I’m unable to inspect the offending process in crashdump_viewer - the tool cannot handle that, reading the heap of the process times out and the UI disappears.

What really happened here?

My theory is that the offending process went over some per-process memory limit and crashed; while logging the crash, the VM went down. Can this be somehow confirmed? I was not able to reproduce it.

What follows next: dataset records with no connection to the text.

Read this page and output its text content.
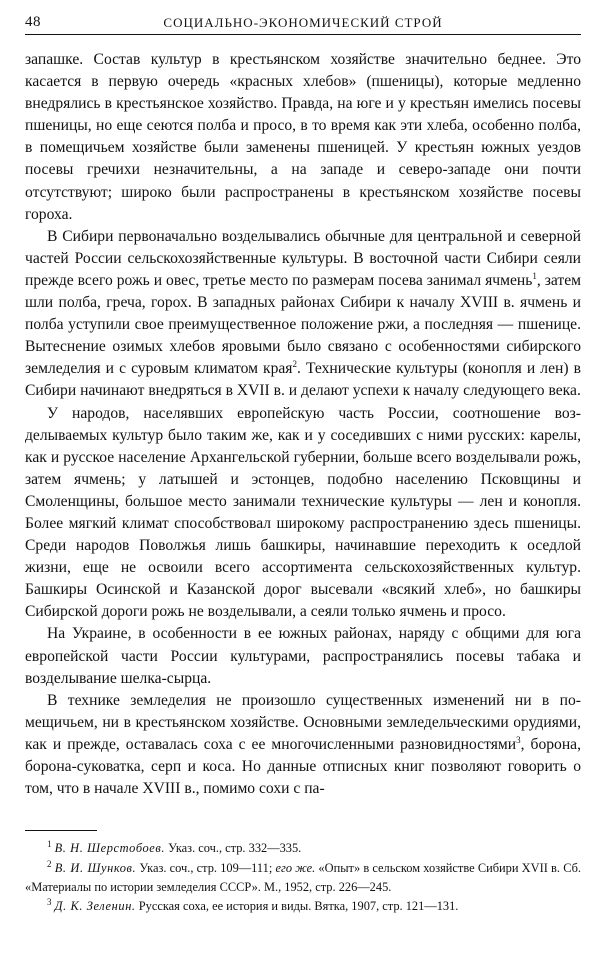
48	СОЦИАЛЬНО-ЭКОНОМИЧЕСКИЙ СТРОЙ

запашке. Состав культур в крестьянском хозяйстве значительно беднее. Это касается в первую очередь «красных хлебов» (пшеницы), которые медленно внедрялись в крестьянское хозяйство. Правда, на юге и у крестьян имелись посевы пшеницы, но еще сеются полба и просо, в то время как эти хлеба, особенно полба, в помещичьем хозяйстве были заменены пшеницей. У крестьян южных уездов посевы гречихи незначительны, а на западе и северо-западе они почти отсутствуют; широко были распространены в крестьянском хозяйстве посевы гороха.

В Сибири первоначально возделывались обычные для центральной и северной частей России сельскохозяйственные культуры. В восточной части Сибири сеяли прежде всего рожь и овес, третье место по размерам посева занимал ячмень$^1$, затем шли полба, греча, горох. В западных районах Сибири к началу XVIII в. ячмень и полба уступили свое преимущественное положение ржи, а последняя — пшенице. Вытеснение озимых хлебов яровыми было связано с особенностями сибирского земледелия и с суровым климатом края$^2$. Технические культуры (конопля и лен) в Сибири начинают внедряться в XVII в. и делают успехи к началу следующего века.

У народов, населявших европейскую часть России, соотношение возделываемых культур было таким же, как и у соседивших с ними русских: карелы, как и русское население Архангельской губернии, больше всего возделывали рожь, затем ячмень; у латышей и эстонцев, подобно населению Псковщины и Смоленщины, большое место занимали технические культуры — лен и конопля. Более мягкий климат способствовал широкому распространению здесь пшеницы. Среди народов Поволжья лишь башкиры, начинавшие переходить к оседлой жизни, еще не освоили всего ассортимента сельскохозяйственных культур. Башкиры Осинской и Казанской дорог высевали «всякий хлеб», но башкиры Сибирской дороги рожь не возделывали, а сеяли только ячмень и просо.

На Украине, в особенности в ее южных районах, наряду с общими для юга европейской части России культурами, распространялись посевы табака и возделывание шелка-сырца.

В технике земледелия не произошло существенных изменений ни в помещичьем, ни в крестьянском хозяйстве. Основными земледельческими орудиями, как и прежде, оставалась соха с ее многочисленными разновидностями$^3$, борона, борона-суковатка, серп и коса. Но данные отписных книг позволяют говорить о том, что в начале XVIII в., помимо сохи с па-

$^1$ В. Н. Шерстобоев. Указ. соч., стр. 332—335.

$^2$ В. И. Шунков. Указ. соч., стр. 109—111; его же. «Опыт» в сельском хозяйстве Сибири XVII в. Сб. «Материалы по истории земледелия СССР». М., 1952, стр. 226—245.

$^3$ Д. К. Зеленин. Русская соха, ее история и виды. Вятка, 1907, стр. 121—131.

Is there a way to prevent this from happening again?

Which http client are you using? You might want to look at Finch as it reduces the amount of data copying. This can really help when dealing with large responses.

Thanks, I’ll look into that! But the priority now is to pinpoint the actual reason for the crash and find measures to prevent this from happening again.

The memory of 556Mb on that single process indeed looks like it’s the culprit, and somewhere it must have gotten all that data from. If the crashdump is 1.6gb and this process alone is already at 500Mb then you could try some manual inspection of the crashdump as 1/3 of the whole file belongs to this one process. Assuming it’s JSON you might be quick in figuring out what kind of payload can have become this large.

In terms of preventing, you could set up a maximum memory limit either only for these worker processes using process_flag_max_heap_size or for all processes in the system with the +hmax parameter. E.g. setup a 300Mb per-process memory limit, if that is more than you expect. That will ensure that individual “poison” data sets won’t kill your VM.